Earlier this month, the nation’s biggest automotive apprentice employer, the Victorian Automobile Chamber of Commerce (VACC), saw 200 auto apprentices handed back from businesses.

This represents more than one third of the apprentices the VACC has on its books.

National employment of automotive apprentices is in a similar downward trend, though nowhere near the numbers recorded in Victoria.

In Western Australia, for example, only nine apprentices have been handed back to the MTA of WA.

Now the VACC is calling for the federal government to run a national campaign to promote the benefits of trade apprenticeships and reinforce the high employability of trade apprentices.

VACC CEO Geoff Gwilym told GoAutoNews Premium that the message should go to parents and schoolteachers as well.

“This is critical. We will find out that the effect of not promoting trades over the past 10 years is going to leave Australia severely depleted in the skills we need to keep the automotive fleet on the road,” he said.

“We will pay the price of being high-education snobs. We need to urge caution about promoting higher education and see our children go to university to get double degrees and then pull coffee.

“We don’t need any more double-degree baristas. We need people who can fix our cars and build our houses.”

Mr Gwilym added that “what we know in the automotive trades is that if you get a big gap in skills uptake in apprentices, it takes about seven years to fill that gap up again”.

“Even though an apprenticeship is a four-year period, you have to factor in that about 45 per cent don’t complete their apprenticeships – and when they finish they have a base skill level and it takes about three years to get that skill level up to the highly skilled level,” he said.

“So when you start from scratch with a big base removed, it takes seven years to fill that gap. That’s a big journey.”

Mr Gwilym said employers traditionally look for apprentices in their home city or state, then look for labour interstate if it cannot be found closer to base.

“The last call is to look for labour through brokers and migration programs,” he said.

“That market will be depleted and it will be harder for those brokers to get that labour here because of the nervousness of people overseas travelling to Australia with no assurance that they will be supported.

“People with 457 and later TSS visas are not entitled to money from JobKeeper and are not covered under the apprenticeship and traineeship grants.

“That has given us a problem in some companies that have to source highly skilled international tradespeople.

“It sends a message to potential skilled migrants who come to Australia on a temporary work visa that they will probably not be covered under programs of this nature.

“In the future, because they won’t be covered, there will be a reluctance for people to come here.

“This is important because Australia has had a critical skills shortage in most automotive occupations – most particularly in body repair (panel and paint), light- and heavy-vehicle mechanics and auto electrics – and we have been in a skill shortage in some cases for more than two decades.

“We already know we can’t fill that skill shortage domestically – we have been trying for years.

“What COVID-19 will do, whether we like it or not, will further slow the automotive business which means that many employers will look to shed labour. In some cases that will be apprenticeship labour and group training companies – labour hire – which will bear the brunt of that because employers will pass that labour back to them.

“That’s not being critical of them, that’s their role.”

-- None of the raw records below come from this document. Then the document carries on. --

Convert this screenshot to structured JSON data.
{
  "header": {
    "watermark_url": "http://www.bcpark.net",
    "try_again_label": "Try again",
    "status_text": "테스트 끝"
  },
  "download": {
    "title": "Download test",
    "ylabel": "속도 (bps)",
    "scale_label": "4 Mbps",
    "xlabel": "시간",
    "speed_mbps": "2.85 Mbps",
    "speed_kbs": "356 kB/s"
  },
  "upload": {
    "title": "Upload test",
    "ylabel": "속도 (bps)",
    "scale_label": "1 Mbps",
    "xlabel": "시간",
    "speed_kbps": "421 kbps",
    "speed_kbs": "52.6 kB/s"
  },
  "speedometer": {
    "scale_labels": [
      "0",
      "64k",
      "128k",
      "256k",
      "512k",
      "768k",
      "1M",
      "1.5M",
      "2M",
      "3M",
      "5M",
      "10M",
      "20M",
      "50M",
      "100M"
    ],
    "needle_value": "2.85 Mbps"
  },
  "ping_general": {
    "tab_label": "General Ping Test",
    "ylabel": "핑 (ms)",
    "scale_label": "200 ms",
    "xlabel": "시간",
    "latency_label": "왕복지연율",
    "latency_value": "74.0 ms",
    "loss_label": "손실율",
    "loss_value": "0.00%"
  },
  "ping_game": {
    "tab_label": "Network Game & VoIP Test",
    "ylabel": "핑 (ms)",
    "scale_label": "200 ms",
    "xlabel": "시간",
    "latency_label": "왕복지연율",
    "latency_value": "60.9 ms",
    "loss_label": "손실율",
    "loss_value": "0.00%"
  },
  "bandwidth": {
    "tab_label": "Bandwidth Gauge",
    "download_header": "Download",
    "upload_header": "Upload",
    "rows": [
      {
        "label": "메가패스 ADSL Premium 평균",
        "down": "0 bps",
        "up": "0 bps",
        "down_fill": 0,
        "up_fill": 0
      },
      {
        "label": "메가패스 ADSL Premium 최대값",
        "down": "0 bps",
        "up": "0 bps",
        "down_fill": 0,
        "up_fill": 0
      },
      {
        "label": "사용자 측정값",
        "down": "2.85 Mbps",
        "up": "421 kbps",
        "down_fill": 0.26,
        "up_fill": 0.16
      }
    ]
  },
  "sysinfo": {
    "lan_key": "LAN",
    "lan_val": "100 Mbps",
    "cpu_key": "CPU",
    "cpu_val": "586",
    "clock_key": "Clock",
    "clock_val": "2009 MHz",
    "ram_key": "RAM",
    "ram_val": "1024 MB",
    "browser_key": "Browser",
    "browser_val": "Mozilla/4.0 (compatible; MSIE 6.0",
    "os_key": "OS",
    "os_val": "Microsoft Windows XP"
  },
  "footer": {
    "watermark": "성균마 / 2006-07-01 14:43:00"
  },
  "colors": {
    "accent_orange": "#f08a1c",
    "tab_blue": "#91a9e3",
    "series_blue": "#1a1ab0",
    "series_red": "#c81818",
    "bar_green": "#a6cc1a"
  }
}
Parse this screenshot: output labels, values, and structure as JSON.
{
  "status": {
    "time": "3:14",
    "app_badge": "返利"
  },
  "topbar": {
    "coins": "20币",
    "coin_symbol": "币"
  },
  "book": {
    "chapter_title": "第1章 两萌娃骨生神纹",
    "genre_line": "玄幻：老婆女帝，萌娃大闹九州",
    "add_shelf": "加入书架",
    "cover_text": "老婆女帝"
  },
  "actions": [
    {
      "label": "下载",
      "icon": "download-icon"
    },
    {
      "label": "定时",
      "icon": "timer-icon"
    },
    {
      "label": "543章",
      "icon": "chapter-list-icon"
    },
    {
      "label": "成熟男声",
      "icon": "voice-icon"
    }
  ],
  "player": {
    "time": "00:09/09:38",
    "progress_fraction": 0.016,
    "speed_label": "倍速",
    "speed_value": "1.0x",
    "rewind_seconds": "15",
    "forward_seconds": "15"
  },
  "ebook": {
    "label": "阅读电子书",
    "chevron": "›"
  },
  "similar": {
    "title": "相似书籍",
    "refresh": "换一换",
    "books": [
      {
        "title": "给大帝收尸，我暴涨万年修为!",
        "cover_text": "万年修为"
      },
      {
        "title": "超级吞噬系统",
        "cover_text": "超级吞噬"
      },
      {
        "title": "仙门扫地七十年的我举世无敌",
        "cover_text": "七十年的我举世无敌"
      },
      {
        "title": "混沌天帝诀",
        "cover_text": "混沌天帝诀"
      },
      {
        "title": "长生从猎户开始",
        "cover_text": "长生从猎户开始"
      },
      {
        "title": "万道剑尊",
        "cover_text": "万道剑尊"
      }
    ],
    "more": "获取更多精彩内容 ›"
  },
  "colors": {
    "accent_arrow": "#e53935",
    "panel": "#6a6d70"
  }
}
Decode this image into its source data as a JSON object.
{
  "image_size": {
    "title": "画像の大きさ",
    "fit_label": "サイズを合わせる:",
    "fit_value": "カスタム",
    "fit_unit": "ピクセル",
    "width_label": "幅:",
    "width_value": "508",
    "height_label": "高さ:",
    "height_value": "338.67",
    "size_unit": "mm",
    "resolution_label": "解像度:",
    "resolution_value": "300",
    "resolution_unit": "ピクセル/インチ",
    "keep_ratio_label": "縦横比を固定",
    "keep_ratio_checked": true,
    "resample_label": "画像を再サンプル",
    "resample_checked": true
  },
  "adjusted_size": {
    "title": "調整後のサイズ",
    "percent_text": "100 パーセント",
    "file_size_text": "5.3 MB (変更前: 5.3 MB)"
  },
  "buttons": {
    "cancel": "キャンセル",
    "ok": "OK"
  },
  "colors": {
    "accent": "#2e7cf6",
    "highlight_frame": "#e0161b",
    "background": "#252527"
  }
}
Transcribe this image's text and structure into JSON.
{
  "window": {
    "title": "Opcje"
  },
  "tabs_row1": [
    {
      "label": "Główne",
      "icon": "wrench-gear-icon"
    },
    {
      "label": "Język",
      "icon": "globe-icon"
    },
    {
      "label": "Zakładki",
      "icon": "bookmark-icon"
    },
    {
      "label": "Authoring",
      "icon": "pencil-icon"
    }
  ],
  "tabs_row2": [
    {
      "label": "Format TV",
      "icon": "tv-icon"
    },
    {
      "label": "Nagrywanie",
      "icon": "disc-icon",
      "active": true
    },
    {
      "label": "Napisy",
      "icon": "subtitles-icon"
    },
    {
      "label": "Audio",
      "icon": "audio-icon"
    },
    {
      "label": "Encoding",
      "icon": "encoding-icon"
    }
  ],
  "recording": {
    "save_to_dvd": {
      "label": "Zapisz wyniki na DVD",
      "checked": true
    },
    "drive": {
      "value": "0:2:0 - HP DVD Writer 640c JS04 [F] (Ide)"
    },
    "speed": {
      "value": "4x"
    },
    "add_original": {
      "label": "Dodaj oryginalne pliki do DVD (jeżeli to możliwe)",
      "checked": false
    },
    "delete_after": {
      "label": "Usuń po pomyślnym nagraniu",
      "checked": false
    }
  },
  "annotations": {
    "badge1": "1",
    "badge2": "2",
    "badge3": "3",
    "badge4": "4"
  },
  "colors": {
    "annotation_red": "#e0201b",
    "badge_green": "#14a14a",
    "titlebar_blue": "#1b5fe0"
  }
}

Mr Gwilym said that “what it does do, in the long term, is create a better environment for the skilled workers we have now and the apprentices who stay with their employer”.

He urged apprentices that are now in JobKeeper to be patient because the industry will come back.

“They should work with their employer and stay in the industry. History will show we need them,” he said.

“Employers should work as hard as possible to retain their apprentices and apprentices should be as flexible as they can to maintain their employment.”